The Fundamental Primitives#
We can consider relational algebra to be a procedural language, meaning it describes the procedure to follow in order to obtain a result. It defines seven fundamental primitives, which are the basic operations that allow us to manipulate and query data in a relational database.
Each operator takes one or more relations as input and produces a new relation as output, allowing us to chain operations together.
| σ | Select |
| π | Projection |
| ∪ | Union |
| ∩ | Intersection |
| − | Set Difference |
| × | Cartesian Product |
| ⨝ | Join |
Select (σ)#
Select (σ) filters the tuples of a relation based on a condition.
Example: σ (age > 30) (People) - Selects only the people whose age is greater than 30.
Projection (π)#
Projection (π) selects specific attributes of a relation. It can reorder attributes, remove unwanted ones, or manipulate values.
Example: π (FirstName, LastName) (People) - Returns only the first names and last names from the People relation.
Union (∪)#
Union (∪) produces a relation that combines two compatible relations (with the same schema), removing duplicates.
Example: Students ∪ Teachers - Merges students and teachers into a single relation.
Intersection (∩)#
Returns only the tuples present in both relations.
Example: Employees ∩ Managers - Finds those who are both employees and managers.
Set Difference (−)#
Returns the tuples that are in one relation but not in the other.
Example: Students − Graduates - Students who have not graduated.
Cartesian Product (×)#
Combines every tuple of one relation with every tuple of another.
Example: Students × Courses - Associates every student with every possible course.
Join (⨝)#
Combines two relations based on a common attribute.
Example: Students ⨝ Registrations - Joins students and registrations on the ID column.
Other Operations#
In addition to the seven fundamental primitives, there are other operations that we will briefly cover:
Rename (ρ)#
Changes the name of a relation or its attributes.
Example: ρ (New_Students, Name → Student) (Students) - Rename the relation to New_Students and the attribute Name to Student.
Assignment (←)#
Stores the result of a relational expression in a temporary variable.

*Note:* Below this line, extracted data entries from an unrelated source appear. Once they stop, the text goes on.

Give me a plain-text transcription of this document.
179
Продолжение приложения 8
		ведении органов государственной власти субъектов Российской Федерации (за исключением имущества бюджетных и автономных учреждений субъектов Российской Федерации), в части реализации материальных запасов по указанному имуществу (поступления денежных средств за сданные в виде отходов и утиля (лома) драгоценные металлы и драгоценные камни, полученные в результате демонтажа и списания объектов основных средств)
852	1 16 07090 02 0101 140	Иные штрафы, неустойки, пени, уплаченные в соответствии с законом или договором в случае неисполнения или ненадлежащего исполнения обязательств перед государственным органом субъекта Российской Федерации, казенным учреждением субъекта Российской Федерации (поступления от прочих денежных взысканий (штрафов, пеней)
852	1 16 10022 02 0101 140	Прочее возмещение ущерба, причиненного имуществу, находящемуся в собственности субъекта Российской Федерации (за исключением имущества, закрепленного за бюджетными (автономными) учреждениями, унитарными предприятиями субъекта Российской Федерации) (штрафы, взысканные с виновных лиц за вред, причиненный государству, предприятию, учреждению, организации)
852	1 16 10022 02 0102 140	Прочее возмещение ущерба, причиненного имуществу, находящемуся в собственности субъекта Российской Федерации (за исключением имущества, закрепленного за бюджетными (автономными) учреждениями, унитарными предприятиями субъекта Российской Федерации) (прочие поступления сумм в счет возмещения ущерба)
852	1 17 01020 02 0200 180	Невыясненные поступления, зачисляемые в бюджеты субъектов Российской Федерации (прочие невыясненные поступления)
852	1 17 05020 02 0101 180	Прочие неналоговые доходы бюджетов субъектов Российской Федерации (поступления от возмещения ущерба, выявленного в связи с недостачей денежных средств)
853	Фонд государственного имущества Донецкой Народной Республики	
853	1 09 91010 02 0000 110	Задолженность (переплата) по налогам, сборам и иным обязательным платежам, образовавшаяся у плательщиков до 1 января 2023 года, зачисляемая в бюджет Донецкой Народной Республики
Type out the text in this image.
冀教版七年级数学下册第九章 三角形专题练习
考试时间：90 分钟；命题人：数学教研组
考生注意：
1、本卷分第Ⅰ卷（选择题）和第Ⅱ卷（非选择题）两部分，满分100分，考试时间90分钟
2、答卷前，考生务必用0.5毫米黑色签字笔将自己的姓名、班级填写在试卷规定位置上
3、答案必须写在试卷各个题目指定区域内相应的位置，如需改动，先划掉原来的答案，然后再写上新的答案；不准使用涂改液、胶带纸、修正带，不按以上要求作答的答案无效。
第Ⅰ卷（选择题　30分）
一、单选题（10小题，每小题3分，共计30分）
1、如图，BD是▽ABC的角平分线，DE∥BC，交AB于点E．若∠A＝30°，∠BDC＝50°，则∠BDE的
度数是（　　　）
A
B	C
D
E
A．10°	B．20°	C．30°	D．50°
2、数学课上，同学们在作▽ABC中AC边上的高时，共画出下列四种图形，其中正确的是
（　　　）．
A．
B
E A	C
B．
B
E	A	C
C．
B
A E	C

Example: Temp ← σ (age > 30) (People) - Store in Temp the people older than 30.
Duplicate Elimination (δ)#
Removes duplicate tuples from a relation.
Example: δ (π (Name) (Students)) - Returns only unique student names.
Aggregation (G)#
Calculates aggregate values such as COUNT, SUM, AVG, MIN, MAX on groups of tuples.
Example: G (Class) COUNT(*) (Students) - Counts the number of students for each class.
Sorting (τ)#
Sorts the tuples of a relation based on an attribute.
Example: τ (LastName ASC) (Students) - Sorts students by last name in ascending order.
Division (÷)#
Finds the elements of one relation that are associated with all the elements of another relation.
Example: Students_Who_Attended_All_Courses ← Students ÷ Required_Courses - Finds the students who have attended all the required courses.
Relational Algebra and RDBMS#
All RDBMSs (Relational Database Management Systems) implement the seven fundamental primitives and the first five extra operations.
Relational algebra is considered a procedural language; even if we represent it with mathematical notation, we can easily see how to implement it. It clearly defines the steps we want the DBMS to perform to fulfill our request. For example, consider these two expressions:
σ (age > 30) (R ⨝ S)(R ⨝ (σ (age > 30) (S)))
We can do a join between two relations and then filter for age > 30, or filter relation S for age > 30 first and then do the join.
These two queries will have a clear performance difference, depending on how our data is structured and how much data there is. Which approach do you think is better, and why?
σ (age > 30) (R ⨝ S)(R ⨝ (σ (age > 30) (S)))
The second is better; it is generally wise to filter as much as possible before performing the join so you have fewer tuples to compare. N.B. For relational algebra itself, there is no difference; it only describes the way things must happen.
The relational model is independent of the implementation of the query language. SQL is the de facto standard, although it exists in various dialects.